Three Provisions that Need to Be in Your Durable Power of Attorney
A durable power of attorney is an estate planning document that grants power to the agent you select to make decisions on your behalf. These decisions can govern legal and financial transactions. For example, provisions in your durable power of attorney could authorize your agent to deposit your paycheck or pay your mortgage.
The primary purpose of this estate planning tool is to ensure there is someone with legal authority who can make these critical decisions if you are unable to act for yourself. A valid durable power of attorney also allows us to retain control and avoid court proceedings to choose a decision maker. Most of us are familiar with the contractual concepts associated with this document and the need for it in the event of incapacity.
What we are less familiar with, however, is the use of the durable power of attorney in the elder law context. As we age, it is critical that we think about our potential long-term care needs. We need to determine how we will find, access and, ultimately, pay for the care we need. Unfortunately, most of us will not be able to age-in-place in our homes and will need to live in a long-term care facility.
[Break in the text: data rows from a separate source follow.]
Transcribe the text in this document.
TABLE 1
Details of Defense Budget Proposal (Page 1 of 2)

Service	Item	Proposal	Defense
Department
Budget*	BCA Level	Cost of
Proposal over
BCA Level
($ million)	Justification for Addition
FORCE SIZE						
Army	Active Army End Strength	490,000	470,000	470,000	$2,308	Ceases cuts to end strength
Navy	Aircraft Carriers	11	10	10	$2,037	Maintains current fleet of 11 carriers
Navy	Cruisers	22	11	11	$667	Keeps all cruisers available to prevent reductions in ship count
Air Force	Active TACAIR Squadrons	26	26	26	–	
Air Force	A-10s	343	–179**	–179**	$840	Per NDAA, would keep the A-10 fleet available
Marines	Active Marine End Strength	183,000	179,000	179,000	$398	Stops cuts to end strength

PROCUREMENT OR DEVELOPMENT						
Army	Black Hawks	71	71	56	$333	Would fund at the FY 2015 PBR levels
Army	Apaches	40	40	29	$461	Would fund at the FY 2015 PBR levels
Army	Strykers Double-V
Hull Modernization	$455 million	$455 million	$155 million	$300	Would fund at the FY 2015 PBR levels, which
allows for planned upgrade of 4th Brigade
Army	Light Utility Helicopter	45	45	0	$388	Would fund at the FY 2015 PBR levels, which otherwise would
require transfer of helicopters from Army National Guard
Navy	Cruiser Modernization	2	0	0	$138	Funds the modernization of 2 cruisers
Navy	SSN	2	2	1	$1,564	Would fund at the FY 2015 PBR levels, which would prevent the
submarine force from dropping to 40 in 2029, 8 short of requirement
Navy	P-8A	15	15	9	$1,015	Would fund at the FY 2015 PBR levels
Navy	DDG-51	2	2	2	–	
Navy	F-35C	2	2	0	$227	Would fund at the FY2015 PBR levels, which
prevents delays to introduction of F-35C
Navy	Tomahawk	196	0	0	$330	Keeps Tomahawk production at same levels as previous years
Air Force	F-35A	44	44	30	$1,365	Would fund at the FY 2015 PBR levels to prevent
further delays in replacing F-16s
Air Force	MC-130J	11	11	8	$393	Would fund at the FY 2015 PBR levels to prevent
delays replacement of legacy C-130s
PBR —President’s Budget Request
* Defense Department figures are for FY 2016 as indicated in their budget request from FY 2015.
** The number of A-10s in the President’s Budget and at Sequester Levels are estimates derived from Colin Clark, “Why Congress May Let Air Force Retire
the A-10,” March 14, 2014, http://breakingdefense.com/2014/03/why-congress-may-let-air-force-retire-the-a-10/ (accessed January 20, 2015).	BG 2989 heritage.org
In these instances, we may need to turn to programs such as Medicaid to pay for care. The ability to plan for long-term care and access public benefits programs must be included within the durable power of attorney for your agent to use.
This is where many durable powers of attorney fall short today. They do not contemplate the need for long-term care planning strategies. Let us share three of the key provisions that need to be included in your durable power of attorney.
1. Plan for long-term care. Depending on when the durable power of attorney was initially drafted and executed, it may not have long-term care planning powers contained within it. Planning for long-term care is critical for you and your family. The costs of skilled nursing facilities continue to rise and many families cannot afford them without applying for a program such as Medicaid. Make sure your durable power of attorney gives your agent the authority needed to engage in this type of planning and apply for benefits.
2. Hire a family caregiver. Many of our clients want to stay in their homes for as long as possible. In some instances, this can happen when a family member steps in and provides care for the senior in the home setting. The agent needs to have the authority to hire him or her to care for the senior. It is also important to determine if the power of attorney limits or precludes gifts to family members. If this provision is present, it should be reviewed by your elder law attorney together with the ability to hire a family caregiver, to determine if a conflict exists.
3. The power to make gifts. Another power to consider granting your agent is the ability to make gifts. While gifting without a long-term care strategy in place can potentially harm your ability to qualify for public benefits, this is not necessarily the case when you work with your elder law attorney. Your elder law attorney can advise you on when gifting may be appropriate for your unique situation in light of your need for continued long-term care.